The TPC’s TPC-E benchmark can measure the performance and scalability of online transactional processing systems, by simulating an average load at a financial brokerage firm. But it doesn’t take into account how long these database systems can run or how quickly they can be running again, should they stop working for some reason. So researchers at the Microsoft Research Lab propose adding another metric, the time taken for a system to recover after it goes down.
Databases can stop working for all sorts of reasons. Planned downtime could involve the application of patches or hardware maintenance. Unplanned downtime can happen due to software bugs, equipment malfunction, power outages and human errors.
This test would wrap into a single metric both how long a database can run, on average, without going down, along with how fast the database gets back up to speed once a disabling problem is fixed. It would be the product of a system’s mean time between failures (MTBF) and the mean time to recovery (MTTR), also called mean time to repair, the time it takes the system to fully boot up.
To measure MTTR, the researchers propose extending the TPC’s System Under Test (SUT) to look at all the components of the database system, not only the primary servers but also standby servers and connectivity between system components. System cost could also be calculated alongside the availability metric, allowing potential buyers to balance how much availability they’d want for a new system against how much they’d be willing to pay.

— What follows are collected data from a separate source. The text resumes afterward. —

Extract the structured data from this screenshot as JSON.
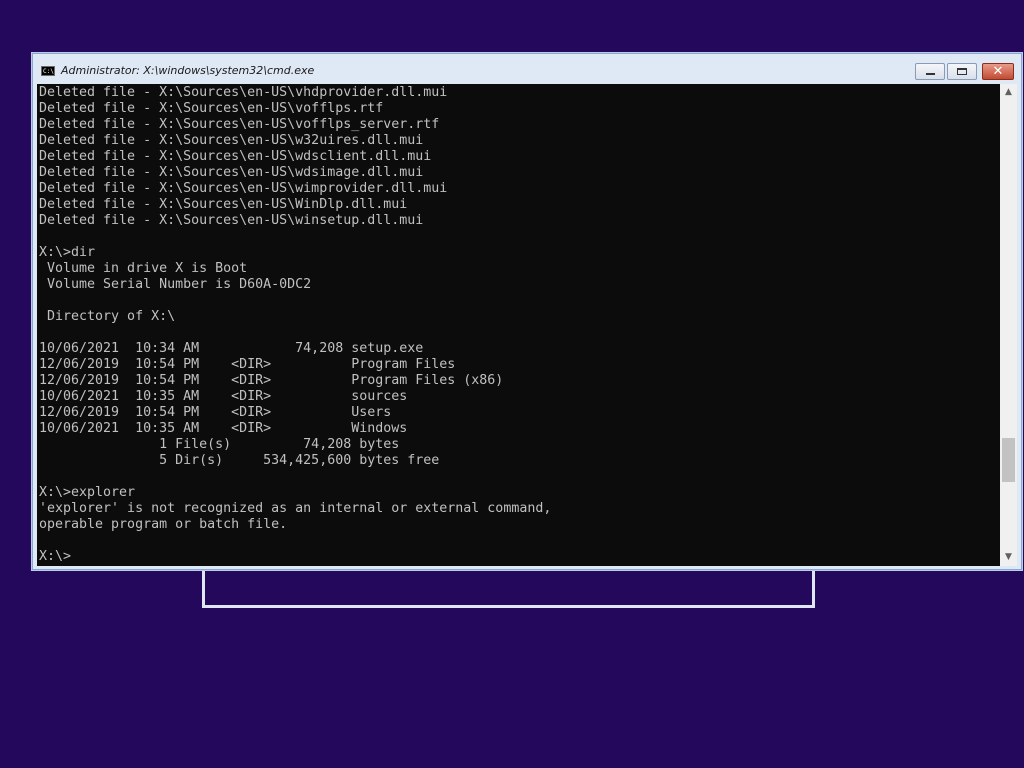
{
  "window": {
    "title": "Administrator: X:\\windows\\system32\\cmd.exe",
    "icon_label": "C:\\",
    "buttons": {
      "minimize": "minimize-icon",
      "maximize": "maximize-icon",
      "close": "close-icon",
      "close_glyph": "✕"
    }
  },
  "console": {
    "lines": [
      "Deleted file - X:\\Sources\\en-US\\vhdprovider.dll.mui",
      "Deleted file - X:\\Sources\\en-US\\vofflps.rtf",
      "Deleted file - X:\\Sources\\en-US\\vofflps_server.rtf",
      "Deleted file - X:\\Sources\\en-US\\w32uires.dll.mui",
      "Deleted file - X:\\Sources\\en-US\\wdsclient.dll.mui",
      "Deleted file - X:\\Sources\\en-US\\wdsimage.dll.mui",
      "Deleted file - X:\\Sources\\en-US\\wimprovider.dll.mui",
      "Deleted file - X:\\Sources\\en-US\\WinDlp.dll.mui",
      "Deleted file - X:\\Sources\\en-US\\winsetup.dll.mui",
      "",
      "X:\\>dir",
      " Volume in drive X is Boot",
      " Volume Serial Number is D60A-0DC2",
      "",
      " Directory of X:\\",
      "",
      "10/06/2021  10:34 AM            74,208 setup.exe",
      "12/06/2019  10:54 PM    <DIR>          Program Files",
      "12/06/2019  10:54 PM    <DIR>          Program Files (x86)",
      "10/06/2021  10:35 AM    <DIR>          sources",
      "12/06/2019  10:54 PM    <DIR>          Users",
      "10/06/2021  10:35 AM    <DIR>          Windows",
      "               1 File(s)         74,208 bytes",
      "               5 Dir(s)     534,425,600 bytes free",
      "",
      "X:\\>explorer",
      "'explorer' is not recognized as an internal or external command,",
      "operable program or batch file.",
      "",
      "X:\\>"
    ]
  },
  "scrollbar": {
    "up_glyph": "▲",
    "down_glyph": "▼"
  },
  "colors": {
    "desktop_background": "#24085c",
    "console_background": "#0c0c0c",
    "console_text": "#c0c0c0",
    "titlebar": "#dfe8f5"
  }
}
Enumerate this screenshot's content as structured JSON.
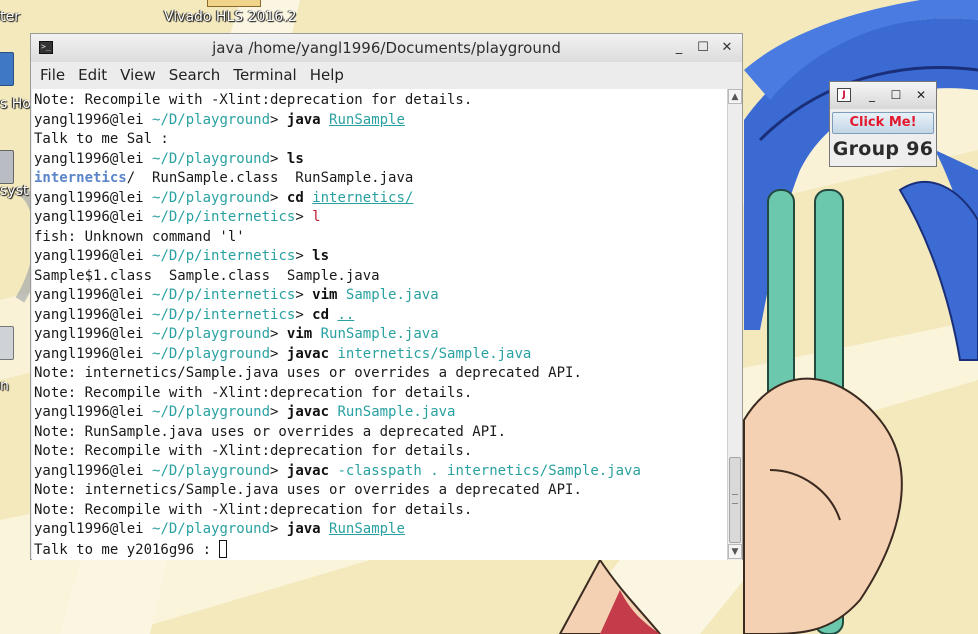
{
  "desktop": {
    "icons": [
      {
        "label": "ter"
      },
      {
        "label": "Vivado HLS 2016.2"
      },
      {
        "label": "s Ho"
      },
      {
        "label": "syst"
      },
      {
        "label": "n"
      }
    ]
  },
  "terminal": {
    "title": "java  /home/yangl1996/Documents/playground",
    "icon": "terminal-icon",
    "controls": {
      "minimize": "_",
      "maximize": "☐",
      "close": "✕"
    },
    "menu": [
      "File",
      "Edit",
      "View",
      "Search",
      "Terminal",
      "Help"
    ],
    "lines": [
      {
        "plain": "Note: Recompile with -Xlint:deprecation for details."
      },
      {
        "user": "yangl1996@lei",
        "path": "~/D/playground",
        "cmd": "java",
        "arg": "RunSample",
        "arg_style": "link"
      },
      {
        "plain": "Talk to me Sal :"
      },
      {
        "user": "yangl1996@lei",
        "path": "~/D/playground",
        "cmd": "ls"
      },
      {
        "dir": "internetics",
        "rest": "/  RunSample.class  RunSample.java"
      },
      {
        "user": "yangl1996@lei",
        "path": "~/D/playground",
        "cmd": "cd",
        "arg": "internetics/",
        "arg_style": "link"
      },
      {
        "user": "yangl1996@lei",
        "path": "~/D/p/internetics",
        "err": "l"
      },
      {
        "plain": "fish: Unknown command 'l'"
      },
      {
        "user": "yangl1996@lei",
        "path": "~/D/p/internetics",
        "cmd": "ls"
      },
      {
        "plain": "Sample$1.class  Sample.class  Sample.java"
      },
      {
        "user": "yangl1996@lei",
        "path": "~/D/p/internetics",
        "cmd": "vim",
        "arg": "Sample.java",
        "arg_style": "plain"
      },
      {
        "user": "yangl1996@lei",
        "path": "~/D/p/internetics",
        "cmd": "cd",
        "arg": "..",
        "arg_style": "link"
      },
      {
        "user": "yangl1996@lei",
        "path": "~/D/playground",
        "cmd": "vim",
        "arg": "RunSample.java",
        "arg_style": "plain"
      },
      {
        "user": "yangl1996@lei",
        "path": "~/D/playground",
        "cmd": "javac",
        "arg": "internetics/Sample.java",
        "arg_style": "plain"
      },
      {
        "plain": "Note: internetics/Sample.java uses or overrides a deprecated API."
      },
      {
        "plain": "Note: Recompile with -Xlint:deprecation for details."
      },
      {
        "user": "yangl1996@lei",
        "path": "~/D/playground",
        "cmd": "javac",
        "arg": "RunSample.java",
        "arg_style": "plain"
      },
      {
        "plain": "Note: RunSample.java uses or overrides a deprecated API."
      },
      {
        "plain": "Note: Recompile with -Xlint:deprecation for details."
      },
      {
        "user": "yangl1996@lei",
        "path": "~/D/playground",
        "cmd": "javac",
        "arg": "-classpath . internetics/Sample.java",
        "arg_style": "plain"
      },
      {
        "plain": "Note: internetics/Sample.java uses or overrides a deprecated API."
      },
      {
        "plain": "Note: Recompile with -Xlint:deprecation for details."
      },
      {
        "user": "yangl1996@lei",
        "path": "~/D/playground",
        "cmd": "java",
        "arg": "RunSample",
        "arg_style": "link"
      },
      {
        "plain": "Talk to me y2016g96 : ",
        "cursor": true
      }
    ],
    "scrollbar": {
      "up": "▲",
      "down": "▼"
    }
  },
  "swing_window": {
    "icon": "java-icon",
    "controls": {
      "minimize": "_",
      "maximize": "☐",
      "close": "✕"
    },
    "button_label": "Click Me!",
    "label": "Group 96"
  },
  "colors": {
    "path": "#2aa1a1",
    "error": "#c0192f",
    "directory": "#5a85c8",
    "button_text": "#e3182d"
  }
}
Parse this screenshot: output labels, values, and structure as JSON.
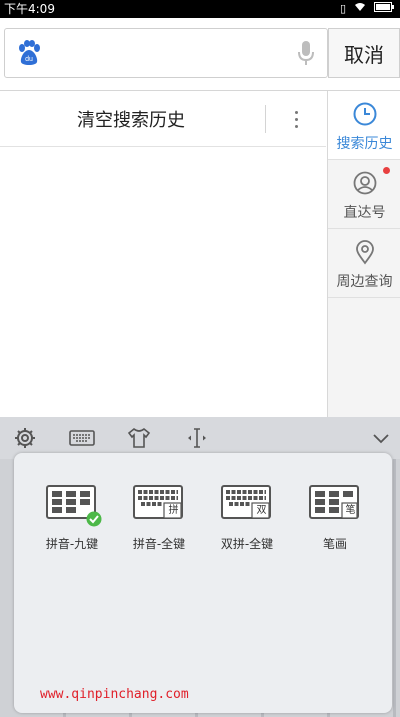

The work came about as part of Microsoft’s internal engineering tests. “We thought that there was some good original work here that would be of interest to a wider audience,” Levine said.
Microsoft itself has used the benchmark for its own SQL Server-based systems. One test had a configuration consisting of a primary server and a standby server. Both were Dell PE 2950s with 16 gigabytes of memory and two Intel 2.66Ghz quad-core processors running Microsoft Windows Server 2008 and Microsoft SQL Server 2008
In this configuration, a typical failover, where work gets handed over to the standby server, would take 41 seconds, the researchers report.
“We are looking for ideas like this,” said Raghunath Nambiar, a Cisco performance strategist and co-chairman of the conference. He noted that the purpose of the conference is to field new ideas on how to expand TPC’s benchmarks.
After the presentation, the TPC will evaluate whether the community would be interested in having such a metric incorporated into TPC-E. “It is something that could be done relatively quickly, because it is an incremental addition to an existing model,” Levine said.